Par un mémoire en défense, enregistré le 27 mai 2025, le préfet de la Seine-Saint-Denis conclut au rejet de la requête.
Il soutient que les moyens de la requête ne sont pas fondés.
M. A… B… a été admis au bénéfice de l’aide juridictionnelle partielle par une décision du 25 mars 2025.
Par une ordonnance du 27 mai 2025, la clôture de l’instruction a été fixée au 11 juin 2025.
Vu les autres pièces du dossier.
Vu :
- la convention internationale relative aux droits de l’enfant, signée à New York le 26 janvier 1990 ;
- la convention européenne de sauvegarde des droits de l’homme et des libertés fondamentales ;
- l’accord franco-algérien du 27 décembre 1968 ;
- le code de l’entrée et du séjour des étrangers et du droit d’asile ;
- la loi n° 91-647 du 10 juillet 1991 ;
- le code de justice administrative.
La présidente de la formation de jugement a dispensé le rapporteur public, sur sa proposition, de prononcer des conclusions à l’audience.
Les parties ont été régulièrement averties du jour de l’audience.
A été entendu, au cours de l’audience publique, le rapport de Mme Bazin, rapporteure.
Considérant ce qui suit :
1. M. A… B…, ressortissant tunisien né le 24 juillet 1982, est entré sur le territoire français le 4 mai 2022 muni d’un visa de court séjour délivré par les autorités espagnoles valable du 16 mars au 13 juin 2022. Le 8 novembre 2023, il a sollicité la délivrance d’un titre de séjour en qualité d’accompagnant d’enfant malade. Par des décisions du 7 novembre 2024, dont M. A… B… demande l’annulation, le préfet de la Seine-Saint-Denis a rejeté sa demande de renouvellement de son titre de séjour, l’a obligé à quitter le territoire français dans un délai de trente jours et a fixé le pays de destination de cette mesure d’éloignement.
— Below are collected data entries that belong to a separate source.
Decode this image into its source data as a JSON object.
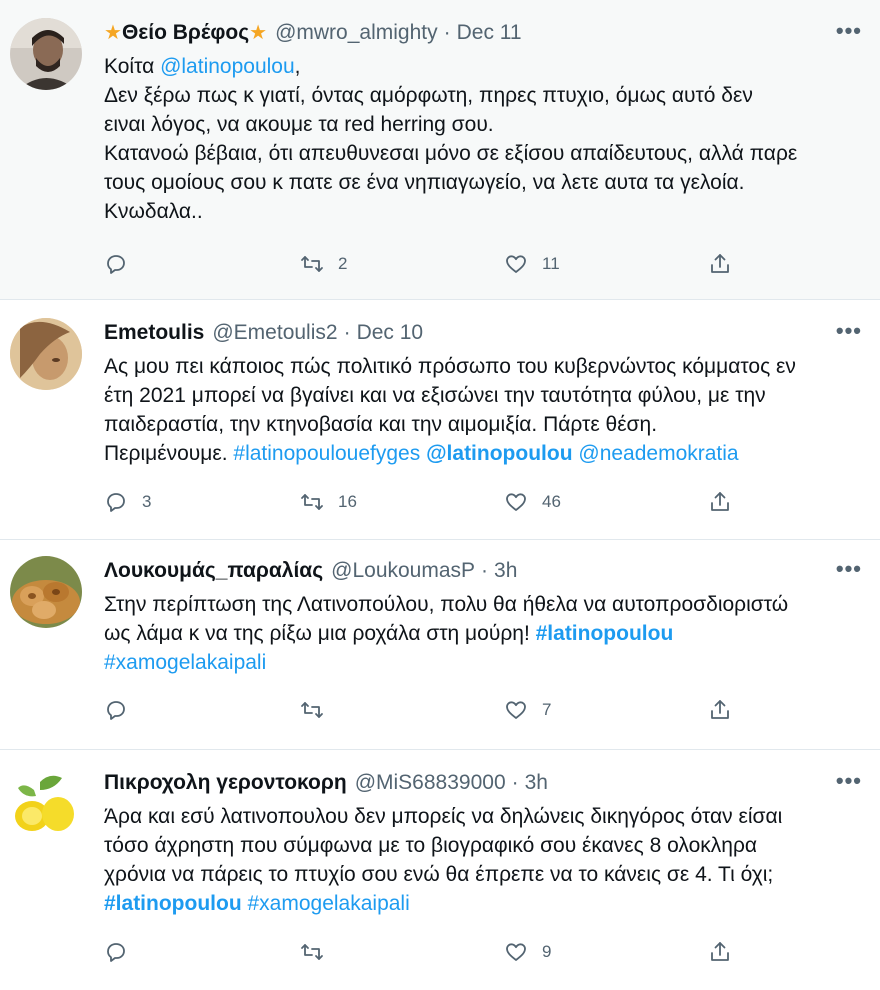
{
  "tweets": [
    {
      "name": "Θείο Βρέφος",
      "name_emoji": "★",
      "handle": "@mwro_almighty",
      "sep": "·",
      "time": "Dec 11",
      "more": "•••",
      "line1_prefix": "Κοίτα ",
      "line1_link": "@latinopoulou",
      "line1_suffix": ",",
      "line2": "Δεν ξέρω πως κ γιατί, όντας αμόρφωτη, πηρες πτυχιο, όμως αυτό δεν",
      "line3": "ειναι λόγος, να ακουμε τα red herring σου.",
      "line4": "Κατανοώ βέβαια, ότι απευθυνεσαι μόνο σε εξίσου απαίδευτους, αλλά παρε",
      "line5": "τους ομοίους σου κ πατε σε ένα νηπιαγωγείο, να λετε αυτα τα γελοία.",
      "line6": "Κνωδαλα..",
      "replies": "",
      "retweets": "2",
      "likes": "11"
    },
    {
      "name": "Emetoulis",
      "handle": "@Emetoulis2",
      "sep": "·",
      "time": "Dec 10",
      "more": "•••",
      "line1": "Ας μου πει κάποιος πώς πολιτικό πρόσωπο του κυβερνώντος κόμματος εν",
      "line2": "έτη 2021 μπορεί να βγαίνει και να εξισώνει την ταυτότητα φύλου, με την",
      "line3": "παιδεραστία, την κτηνοβασία και την αιμομιξία. Πάρτε θέση.",
      "line4_prefix": "Περιμένουμε. ",
      "tag1": "#latinopoulouefyges",
      "mention1": "@latinopoulou",
      "mention2": "@neademokratia",
      "replies": "3",
      "retweets": "16",
      "likes": "46"
    },
    {
      "name": "Λουκουμάς_παραλίας",
      "handle": "@LoukoumasP",
      "sep": "·",
      "time": "3h",
      "more": "•••",
      "line1": "Στην περίπτωση της Λατινοπούλου, πολυ θα ήθελα να αυτοπροσδιοριστώ",
      "line2_prefix": "ως λάμα κ να της ρίξω μια ροχάλα στη μούρη! ",
      "tag1": "#latinopoulou",
      "tag2": "#xamogelakaipali",
      "replies": "",
      "retweets": "",
      "likes": "7"
    },
    {
      "name": "Πικροχολη γεροντοκορη",
      "handle": "@MiS68839000",
      "sep": "·",
      "time": "3h",
      "more": "•••",
      "line1": "Άρα και εσύ λατινοπουλου δεν μπορείς να δηλώνεις δικηγόρος όταν είσαι",
      "line2": "τόσο άχρηστη που σύμφωνα με το βιογραφικό σου έκανες 8 ολοκληρα",
      "line3": "χρόνια  να πάρεις το πτυχίο σου ενώ θα έπρεπε να το κάνεις σε 4. Τι όχι;",
      "tag1": "#latinopoulou",
      "tag2": "#xamogelakaipali",
      "replies": "",
      "retweets": "",
      "likes": "9"
    }
  ],
  "colors": {
    "link": "#1d9bf0",
    "meta": "#536471",
    "highlight_bg": "#f7f9f9",
    "divider": "#e1e8ed"
  },
  "icons": [
    "reply-icon",
    "retweet-icon",
    "like-icon",
    "share-icon",
    "more-icon"
  ]
}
Sur les conclusions à fin d’annulation :
En ce qui concerne la décision portant refus de délivrance de titre de séjour :
2. En premier lieu, par un arrêté n° 2023-2696 du 11 septembre 2023, régulièrement publié, le préfet de la Seine-Saint-Denis a donné délégation à M. D… E…, sous-préfet de Saint-Denis, signataire de l’arrêté attaqué, à l’effet de signer les décisions prises en matière de police des étrangers lorsqu’il est désigné par le préfet pour assurer des permanences. Par suite, le moyen tiré de l’incompétence du signataire de la décision attaquée, remise aux services postaux le 7 novembre 2024, doit être écarté.
3. En deuxième lieu, il ne ressort pas des pièces du dossier ni des termes de la décision contestée que le préfet de la Seine-Saint-Denis se cru lié par l’avis du collège de médecins de l’Office français de l’immigration et de l’intégration du 16 février 2024 ni qu’il n’aurait pas procédé à un examen de la situation de M. A… B… avant de lui refuser la délivrance d’un titre de séjour.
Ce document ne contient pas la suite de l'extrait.